Urggghtnag, a hunting clan.
KazaaakplethKilik, a dreaded space pirate.

These are, as far as I’ve seen, the only instances of foreign languages in the game, and both are of the “Mantis” race: a bloodthirsty insectoid species who specialize in boarding your ship and carving up your less exoskeletal crew members in melee combat. My first reaction upon reading these names was: those are absolutely absurd.  Three A’s?  Three G’s, even?  And a capital K thrown in the middle for good measure?

My second reaction was…I can totally make this work.

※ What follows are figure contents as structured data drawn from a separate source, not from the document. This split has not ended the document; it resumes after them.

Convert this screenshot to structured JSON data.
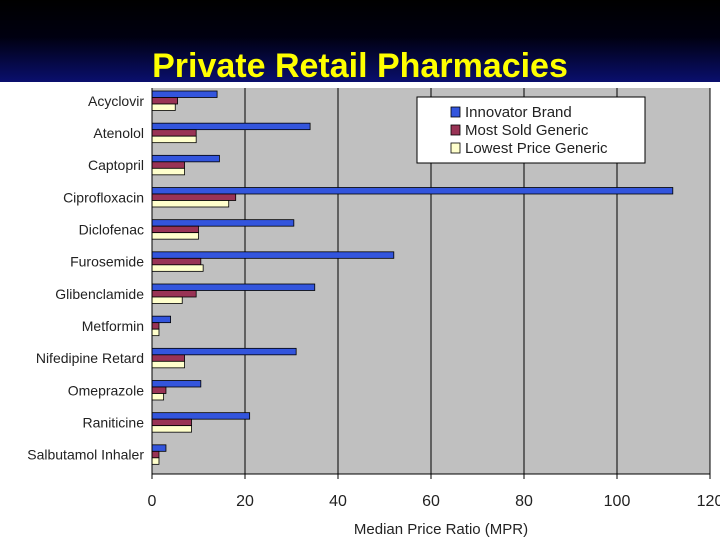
{
  "slide": {
    "title": "Private Retail Pharmacies"
  },
  "chart_data": {
    "type": "bar",
    "orientation": "horizontal",
    "title": "Private Retail Pharmacies",
    "xlabel": "Median Price Ratio (MPR)",
    "ylabel": "",
    "xlim": [
      0,
      120
    ],
    "xticks": [
      0,
      20,
      40,
      60,
      80,
      100,
      120
    ],
    "grid": "vertical",
    "legend_position": "top-right",
    "categories": [
      "Acyclovir",
      "Atenolol",
      "Captopril",
      "Ciprofloxacin",
      "Diclofenac",
      "Furosemide",
      "Glibenclamide",
      "Metformin",
      "Nifedipine Retard",
      "Omeprazole",
      "Raniticine",
      "Salbutamol Inhaler"
    ],
    "series": [
      {
        "name": "Innovator Brand",
        "color": "#3355dd",
        "values": [
          14,
          34,
          14.5,
          112,
          30.5,
          52,
          35,
          4,
          31,
          10.5,
          21,
          3
        ]
      },
      {
        "name": "Most Sold Generic",
        "color": "#993355",
        "values": [
          5.5,
          9.5,
          7,
          18,
          10,
          10.5,
          9.5,
          1.5,
          7,
          3,
          8.5,
          1.5
        ]
      },
      {
        "name": "Lowest Price Generic",
        "color": "#ffffcc",
        "values": [
          5,
          9.5,
          7,
          16.5,
          10,
          11,
          6.5,
          1.5,
          7,
          2.5,
          8.5,
          1.5
        ]
      }
    ]
  }
}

So, I’ve started to make this work: The Mantis language is now in my projects wiki, in which I churn out geminates, nuclear fricatives, click consonants, and a full three levels of phonemic vocalic length.  My first goal of creating a viable translation and gloss of those two names has been met: our hunting clan is now unofficially “The Great Thorax” clan, and the most feared pirate in the sector was christened “You Will Resonate In Glory” in typical synthetic language style.  I had particular fun thinking of examples of phonemic vocalic length: zhiKik “you yell” – zhiiKik “you negotiate” – zhiiiKik “you run electricity through (something)”.  What else would you need three I’s for but electrocution?  That’s what I thought, too.

I’ll continue to work on this and Taðýric in my spare time, when I’m not grinding out half-hour poems for the amusement of my friends — or, of course, having my crew shredded by giant geminating bugs.

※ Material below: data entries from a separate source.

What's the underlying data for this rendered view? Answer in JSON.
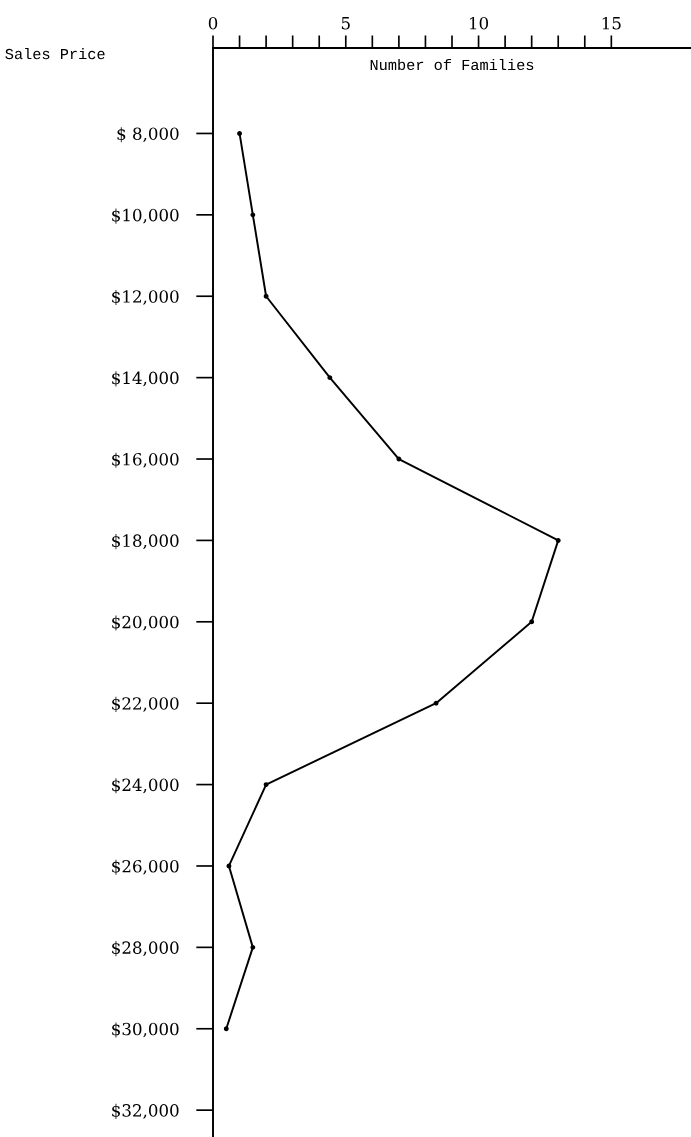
{
  "chart_data": {
    "type": "line",
    "orientation": "horizontal",
    "xlabel": "Number of Families",
    "ylabel": "Sales Price",
    "categories": [
      "$ 8,000",
      "$10,000",
      "$12,000",
      "$14,000",
      "$16,000",
      "$18,000",
      "$20,000",
      "$22,000",
      "$24,000",
      "$26,000",
      "$28,000",
      "$30,000",
      "$32,000"
    ],
    "series": [
      {
        "color": "#000000",
        "values": [
          1,
          1.5,
          2,
          4.4,
          7,
          13,
          12,
          8.4,
          2,
          0.6,
          1.5,
          0.5,
          null
        ]
      }
    ],
    "xlim": [
      0,
      18
    ],
    "xticks": [
      0,
      {
        "value": 1,
        "label": null
      },
      {
        "value": 2,
        "label": null
      },
      {
        "value": 3,
        "label": null
      },
      {
        "value": 4,
        "label": null
      },
      5,
      {
        "value": 6,
        "label": null
      },
      {
        "value": 7,
        "label": null
      },
      {
        "value": 8,
        "label": null
      },
      {
        "value": 9,
        "label": null
      },
      10,
      {
        "value": 11,
        "label": null
      },
      {
        "value": 12,
        "label": null
      },
      {
        "value": 13,
        "label": null
      },
      {
        "value": 14,
        "label": null
      },
      15
    ],
    "marker": "circle",
    "grid": false,
    "legend": false
  }
}
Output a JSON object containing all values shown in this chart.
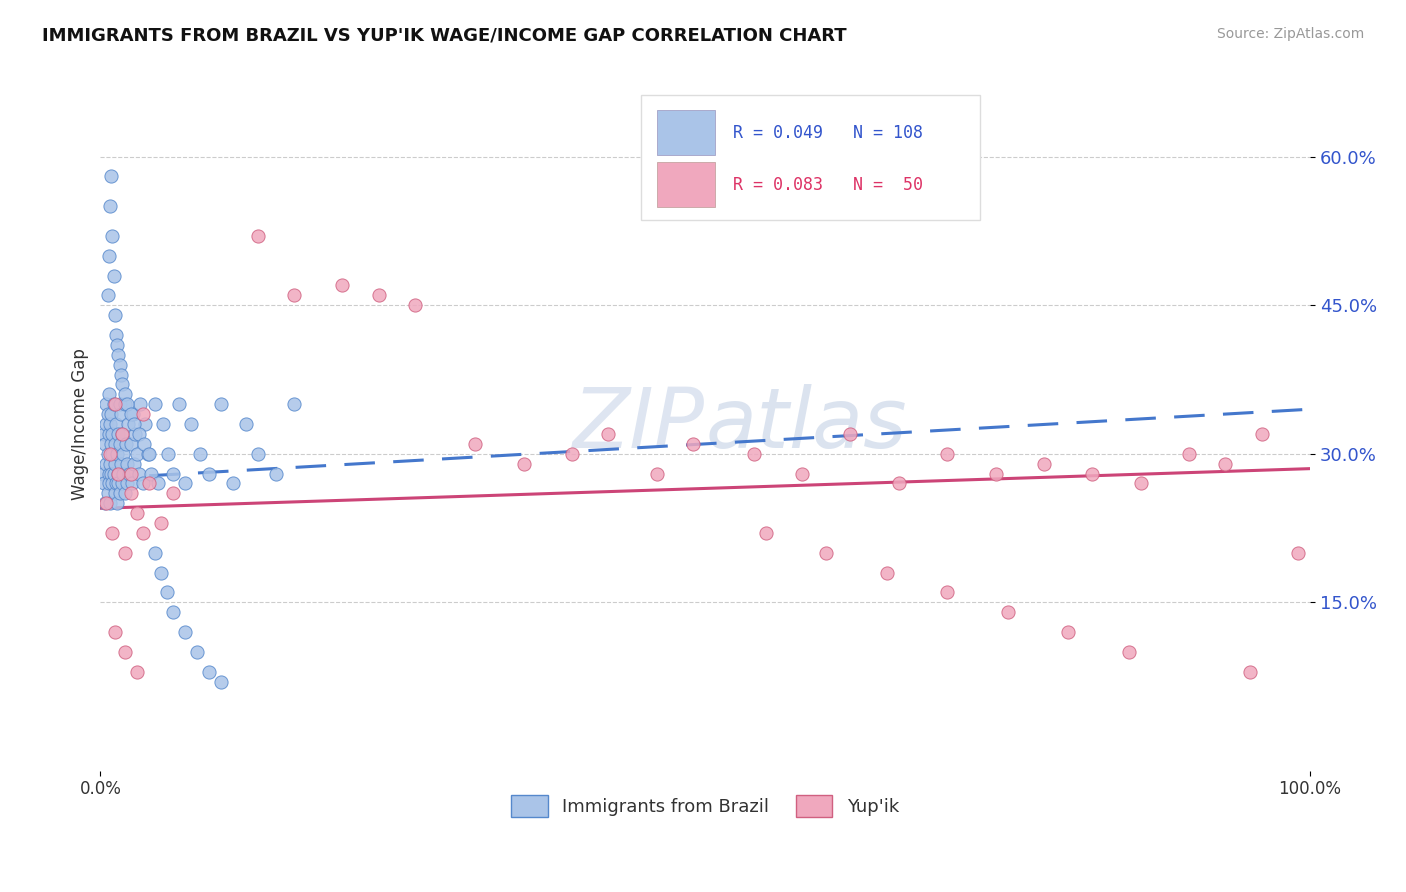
{
  "title": "IMMIGRANTS FROM BRAZIL VS YUP'IK WAGE/INCOME GAP CORRELATION CHART",
  "source": "Source: ZipAtlas.com",
  "ylabel": "Wage/Income Gap",
  "xlim": [
    0.0,
    1.0
  ],
  "ylim": [
    -0.02,
    0.68
  ],
  "yticks": [
    0.15,
    0.3,
    0.45,
    0.6
  ],
  "ytick_labels": [
    "15.0%",
    "30.0%",
    "45.0%",
    "60.0%"
  ],
  "series1_label": "Immigrants from Brazil",
  "series1_color": "#aac4e8",
  "series1_edge": "#5588cc",
  "series2_label": "Yup'ik",
  "series2_color": "#f0a8be",
  "series2_edge": "#d06080",
  "legend_R1": "R = 0.049",
  "legend_N1": "N = 108",
  "legend_R2": "R = 0.083",
  "legend_N2": "N =  50",
  "trend1_color": "#4477cc",
  "trend2_color": "#cc4477",
  "background": "#ffffff",
  "grid_color": "#cccccc",
  "brazil_x": [
    0.002,
    0.003,
    0.003,
    0.004,
    0.004,
    0.005,
    0.005,
    0.005,
    0.006,
    0.006,
    0.006,
    0.007,
    0.007,
    0.007,
    0.007,
    0.008,
    0.008,
    0.008,
    0.009,
    0.009,
    0.009,
    0.01,
    0.01,
    0.01,
    0.011,
    0.011,
    0.012,
    0.012,
    0.012,
    0.013,
    0.013,
    0.014,
    0.014,
    0.015,
    0.015,
    0.015,
    0.016,
    0.016,
    0.016,
    0.017,
    0.017,
    0.018,
    0.018,
    0.019,
    0.019,
    0.02,
    0.02,
    0.021,
    0.022,
    0.022,
    0.023,
    0.024,
    0.025,
    0.026,
    0.027,
    0.028,
    0.029,
    0.03,
    0.032,
    0.033,
    0.035,
    0.037,
    0.039,
    0.042,
    0.045,
    0.048,
    0.052,
    0.056,
    0.06,
    0.065,
    0.07,
    0.075,
    0.082,
    0.09,
    0.1,
    0.11,
    0.12,
    0.13,
    0.145,
    0.16,
    0.006,
    0.007,
    0.008,
    0.009,
    0.01,
    0.011,
    0.012,
    0.013,
    0.014,
    0.015,
    0.016,
    0.017,
    0.018,
    0.02,
    0.022,
    0.025,
    0.028,
    0.032,
    0.036,
    0.04,
    0.045,
    0.05,
    0.055,
    0.06,
    0.07,
    0.08,
    0.09,
    0.1
  ],
  "brazil_y": [
    0.28,
    0.32,
    0.27,
    0.31,
    0.25,
    0.35,
    0.29,
    0.33,
    0.26,
    0.3,
    0.34,
    0.28,
    0.32,
    0.27,
    0.36,
    0.29,
    0.33,
    0.25,
    0.31,
    0.28,
    0.34,
    0.27,
    0.32,
    0.3,
    0.28,
    0.35,
    0.26,
    0.31,
    0.29,
    0.27,
    0.33,
    0.25,
    0.3,
    0.28,
    0.32,
    0.27,
    0.35,
    0.26,
    0.31,
    0.29,
    0.34,
    0.27,
    0.32,
    0.3,
    0.28,
    0.35,
    0.26,
    0.31,
    0.29,
    0.27,
    0.33,
    0.28,
    0.31,
    0.27,
    0.34,
    0.29,
    0.32,
    0.3,
    0.28,
    0.35,
    0.27,
    0.33,
    0.3,
    0.28,
    0.35,
    0.27,
    0.33,
    0.3,
    0.28,
    0.35,
    0.27,
    0.33,
    0.3,
    0.28,
    0.35,
    0.27,
    0.33,
    0.3,
    0.28,
    0.35,
    0.46,
    0.5,
    0.55,
    0.58,
    0.52,
    0.48,
    0.44,
    0.42,
    0.41,
    0.4,
    0.39,
    0.38,
    0.37,
    0.36,
    0.35,
    0.34,
    0.33,
    0.32,
    0.31,
    0.3,
    0.2,
    0.18,
    0.16,
    0.14,
    0.12,
    0.1,
    0.08,
    0.07
  ],
  "yupik_x": [
    0.005,
    0.01,
    0.015,
    0.02,
    0.025,
    0.03,
    0.035,
    0.04,
    0.05,
    0.06,
    0.008,
    0.012,
    0.018,
    0.025,
    0.035,
    0.012,
    0.02,
    0.03,
    0.13,
    0.16,
    0.2,
    0.23,
    0.26,
    0.31,
    0.35,
    0.39,
    0.42,
    0.46,
    0.49,
    0.54,
    0.58,
    0.62,
    0.66,
    0.7,
    0.74,
    0.78,
    0.82,
    0.86,
    0.9,
    0.93,
    0.96,
    0.99,
    0.55,
    0.6,
    0.65,
    0.7,
    0.75,
    0.8,
    0.85,
    0.95
  ],
  "yupik_y": [
    0.25,
    0.22,
    0.28,
    0.2,
    0.26,
    0.24,
    0.22,
    0.27,
    0.23,
    0.26,
    0.3,
    0.35,
    0.32,
    0.28,
    0.34,
    0.12,
    0.1,
    0.08,
    0.52,
    0.46,
    0.47,
    0.46,
    0.45,
    0.31,
    0.29,
    0.3,
    0.32,
    0.28,
    0.31,
    0.3,
    0.28,
    0.32,
    0.27,
    0.3,
    0.28,
    0.29,
    0.28,
    0.27,
    0.3,
    0.29,
    0.32,
    0.2,
    0.22,
    0.2,
    0.18,
    0.16,
    0.14,
    0.12,
    0.1,
    0.08
  ]
}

by Geckat in Conlangs, Major, Site

After several years of working on Mésylþo, I have decided to scrap it in favour of working on a similarly inspired but new project called Taðýric. The reason I did this was the decision that to make a language beautiful it must be natural-sounding and not just contain the elements that I find pleasing.

Taðýric’s morphology is largely the same as Mésylþo’s, but its morphemes are influenced by a relatively new phonology, particularly new phonotactics. Most importantly, plosives have been added, and more consonant clusters recognized. I’ve also added a standard for diphthongization in morpheme combining that should allow for the language to remain quite regular without compromising for strange combinations of vowels at morpheme boundaries despite the language’s large and relatively free vowel inventory.

Due to Mésylþo’s death, this site has been renamed in Taðýric, with the same meaning as it had previously. The pronunciation is [ˈɕaːʁataˌðyːʁɛθ], for those interested, and the meaning… well, I’ll leave the translation to you.